Auch sei seit einigen Jahren zu beobachten, dass junge Männer kaum mehr den Lehrberuf ergreifen würden. Die Löhne in anforderungsgleichen Berufen lägen in Privatwirtschaft und Verwaltung 10 bis 85 Prozent höher.
Kritiker einer Lohnerhöhung für das Lehrpersonal könnten sich unter anderem daran gestört haben, dass die Schweizer Saläre im internationalen Vergleich bereits sehr hoch sind.
Gemäss der neuesten OECD-Studie zu den Lehrerlöhnen, über die die Zeitung «Schweiz am Sonntag» berichtete, steht die Schweiz hinter Luxemburg auf dem zweiten Platz. Gleichzeitig sind die Klassen zum Teil deutlich kleiner als in anderem OECD-Ländern.
Primarlehrerlöhne im Vergleich
Luxemburg | 82'736 |
Schweiz | 59'445 |
Deutschland | 58'662 |
USA | 43'747 |
Österreich | 42'633 |
Löhne nach 10 Jahren, in US-Dollar, kaufkraftbereinigt |
Ein Lehrer verdient in der Schweiz auf Stufe Primar rund 71'000 Franken. Ein Sekundarlehrer erhält maximal 80'000 Franken, eine Lehrperson auf Sekundarstufe II rund 90'000 Franken. Im OECD-Durchschnitt verdienen Lehrpersonen 44'000 (Primar), 46'500 (Sekundarstufe I) respektive 48'300 Franken (Sekundarstufe II) pro Jahr.

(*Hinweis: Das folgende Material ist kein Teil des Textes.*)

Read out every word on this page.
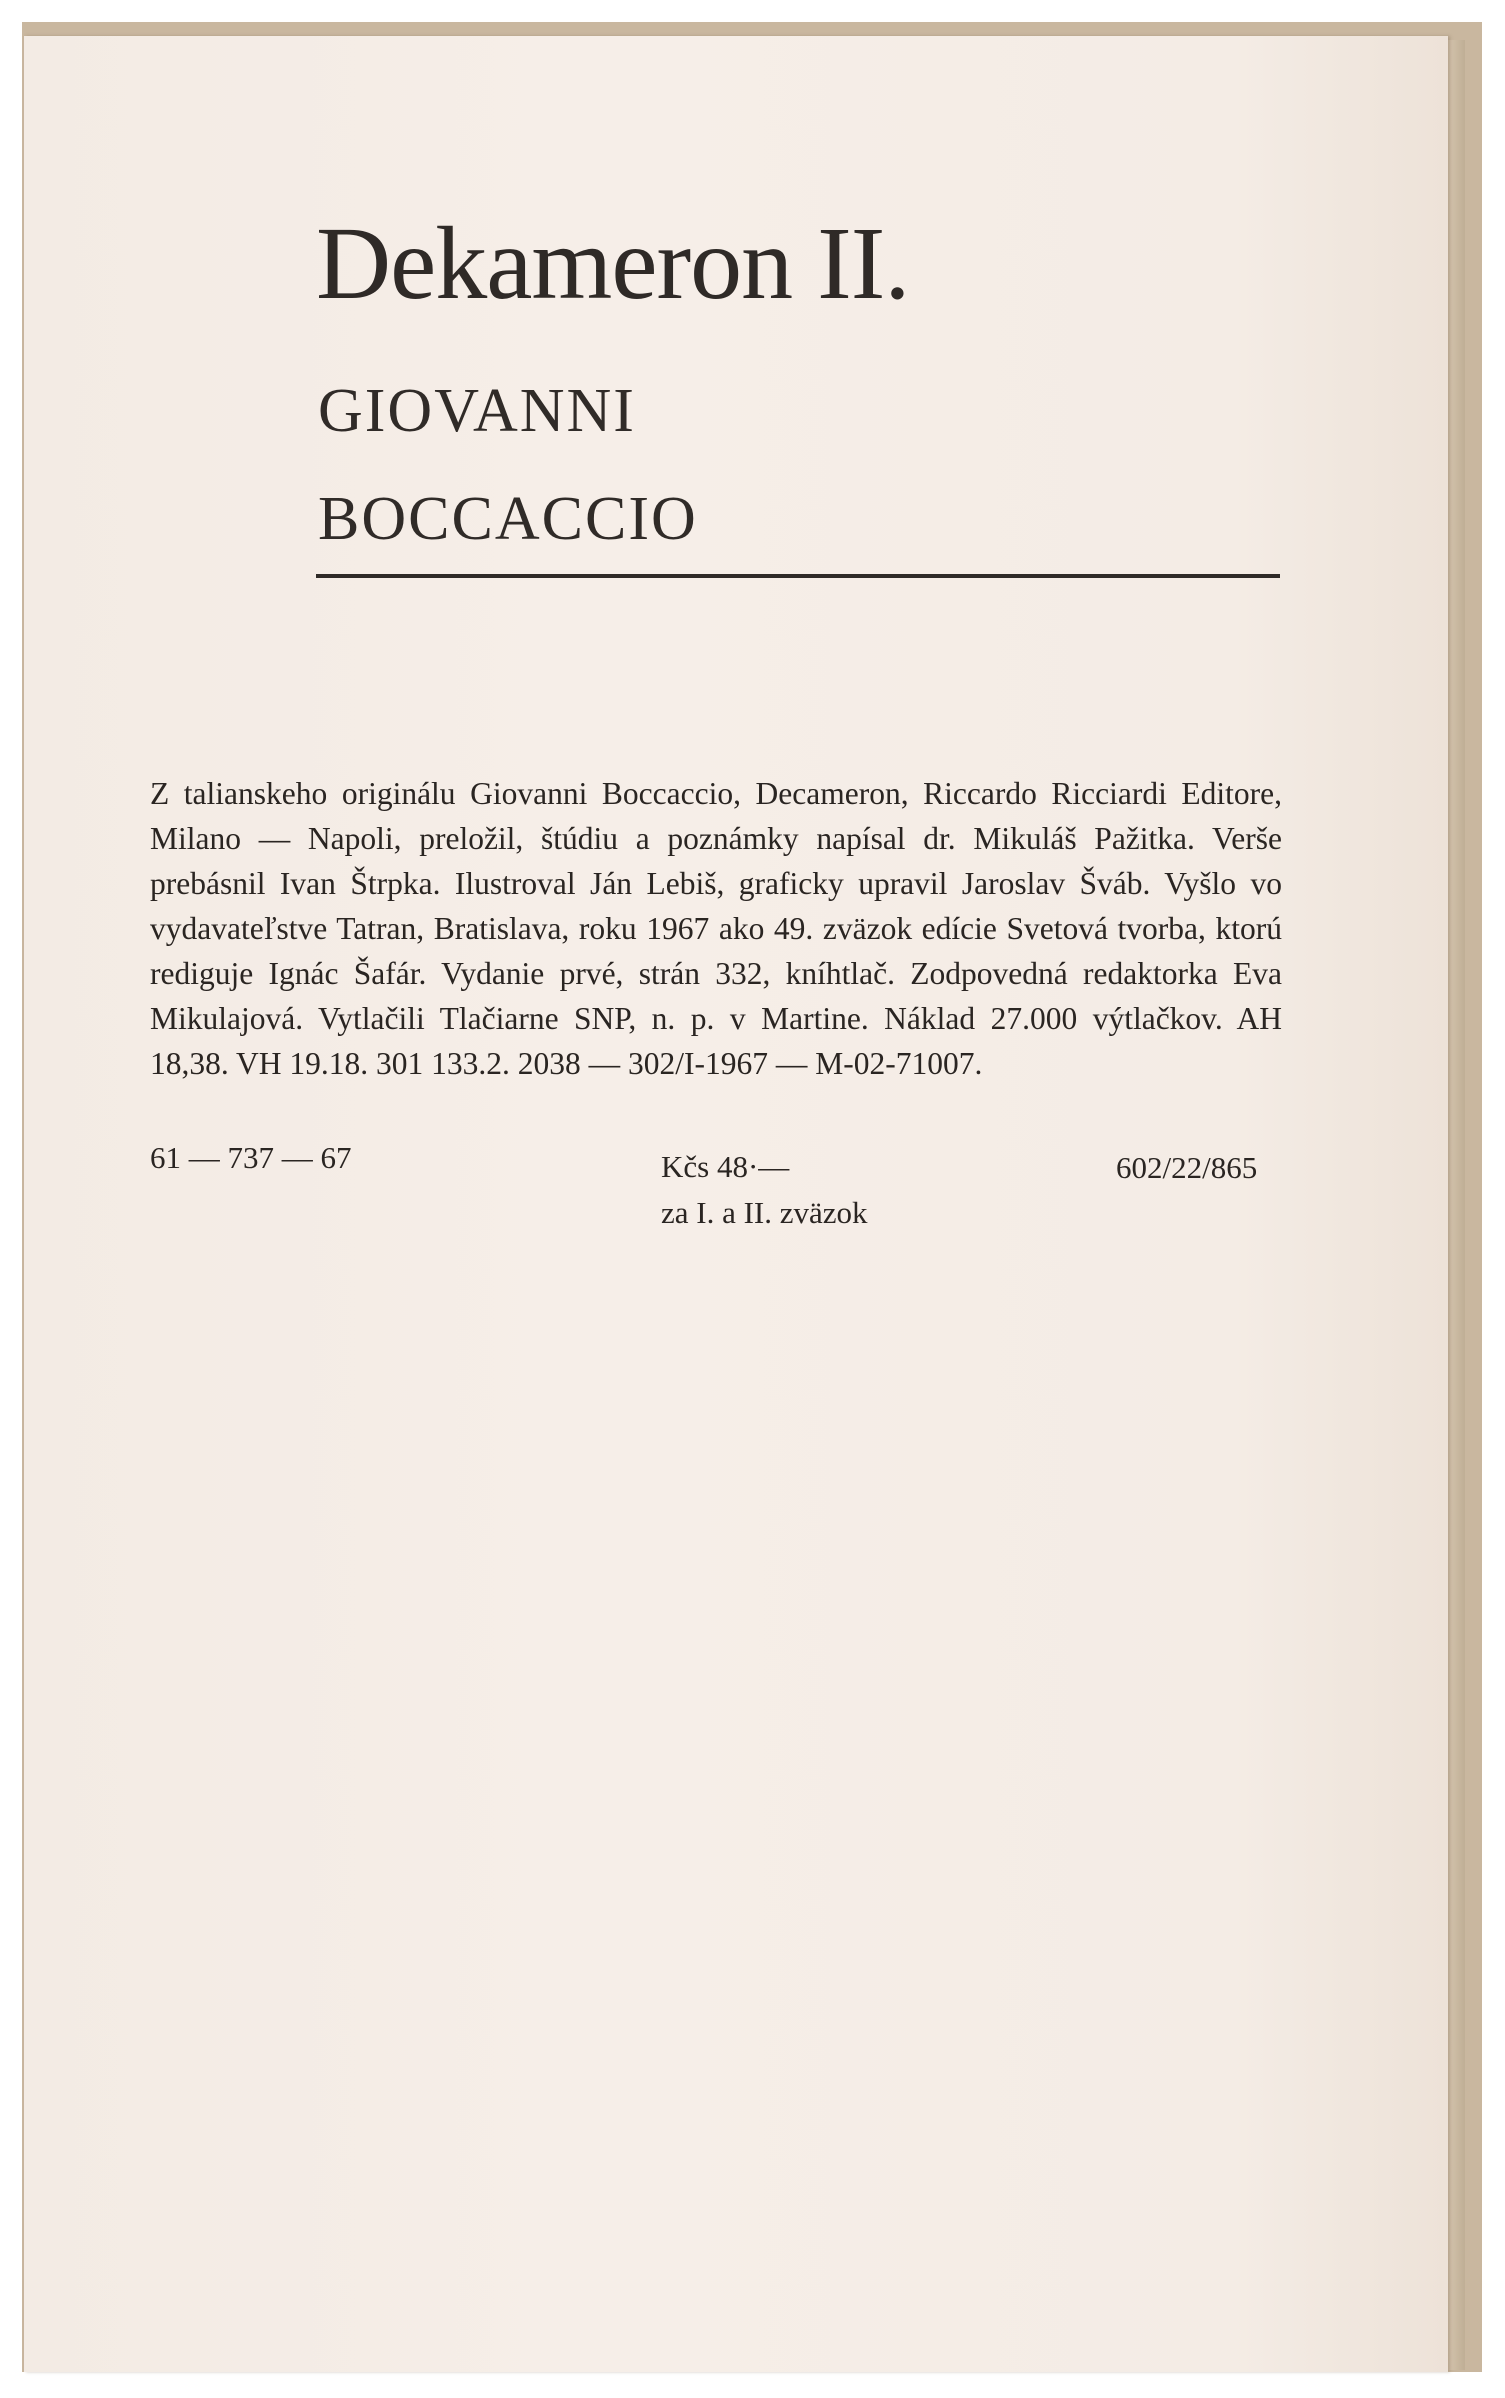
Dekameron II.

GIOVANNI

BOCCACCIO

Z talianskeho originálu Giovanni Boccaccio, Decameron, Riccardo Ricciardi Editore, Milano — Napoli, preložil, štúdiu a poznámky napísal dr. Mikuláš Pažitka. Verše prebásnil Ivan Štrpka. Ilustroval Ján Lebiš, graficky upravil Jaroslav Šváb. Vyšlo vo vydavateľstve Tatran, Bratislava, roku 1967 ako 49. zväzok edície Svetová tvorba, ktorú rediguje Ignác Šafár. Vydanie prvé, strán 332, kníhtlač. Zodpovedná redaktorka Eva Mikulajová. Vytlačili Tlačiarne SNP, n. p. v Martine. Náklad 27.000 výtlačkov. AH 18,38. VH 19.18. 301 133.2. 2038 — 302/I-1967 — M-02-71007.

61 — 737 — 67	Kčs 48·—
za I. a II. zväzok
602/22/865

Mehr Lohn, aber auch mehr Arbeitsstunden
Bei der Studie wurden insgesamt 36 Länder miteinander verglichen. Die Zahlen beziehen sich auf das Jahr 2011 oder später und sind kaufkraftbereinigt, das heisst, die Preisniveaus der einzelnen Länder wurden berücksichtigt.
Lehrerinnen und Lehrer in der Schweiz arbeiten aber auch deutlich mehr als ihre Kollegen im Ausland. Eine Lehrperson hierzulande steht 930 Stunden vor der Klasse.
Über 2000 Stunden beträgt gemäss dem Dachverband der Schweizer Lehrerinnen und Lehrer (LCH) der gesamte jährliche Aufwand. Im Vergleich: Im OECD-Durchschnitt arbeitet eine Lehrperson insgesamt 1700 Stunden.